Black T1D patients are less likely to be offered or prescribed baseline technologies including CGM and PUMP than non-Black patients. If cutting-edge diabetes devices are only available to those with stable private insurance and financial resources, innovation will reinforce health gaps instead of reducing them.
In California, our senators and representatives represent the center of biomedical innovation and technology development. Silicon Valley is synonymous with disruptive, innovative progress. Stanford benefits directly from the federal research ecosystem: our labs generate breakthroughs, our startups commercialize them and our region markets itself as the future of health tech.
It’s easy to see why lawmakers rally around research funding. Rather than addressing pricing, insurance reform and structural inequities, investment in science is unlikely to upset voters. But science alone is not enough. Research is only valuable if it can be used to help the people on whom it’s based.
The NIH is essential in establishing scientific priorities and sustaining breakthroughs. But downstream of pure research, insurance overrules medicine and science. If we celebrate new technologies from the NIH without ensuring their adequate distribution, we risk widening the disparities medical innovation aims to solve. Funding more research may eventually lower long-term disease burdens, but people are suffering now. They do not need the promise of eventual lower-cost care. They need new technologies at an affordable price.

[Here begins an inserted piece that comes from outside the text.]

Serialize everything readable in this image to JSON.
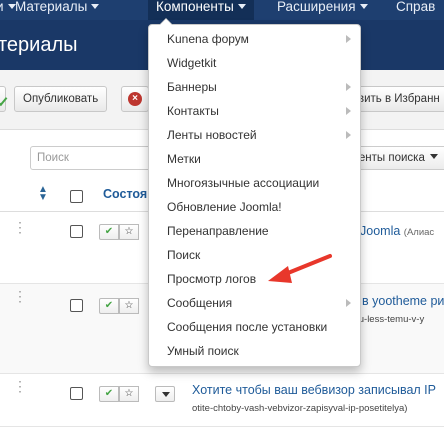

As a world-renowned research institution, Stanford relies on NIH investment, but we also bear responsibility for examining how publicly funded science benefits the public as well as the private sector. Taxpayers fund the SDP. Patients participate in trials. Researchers build careers on federally supported work. Scientific progress should improve population health, not only the health of those who can afford premium insurance plans.
Bipartisan consensus around discovery should not eclipse the harder conversation about distribution. If our goal is not only better science but fairer health outcomes, then access must be treated as seriously as innovation.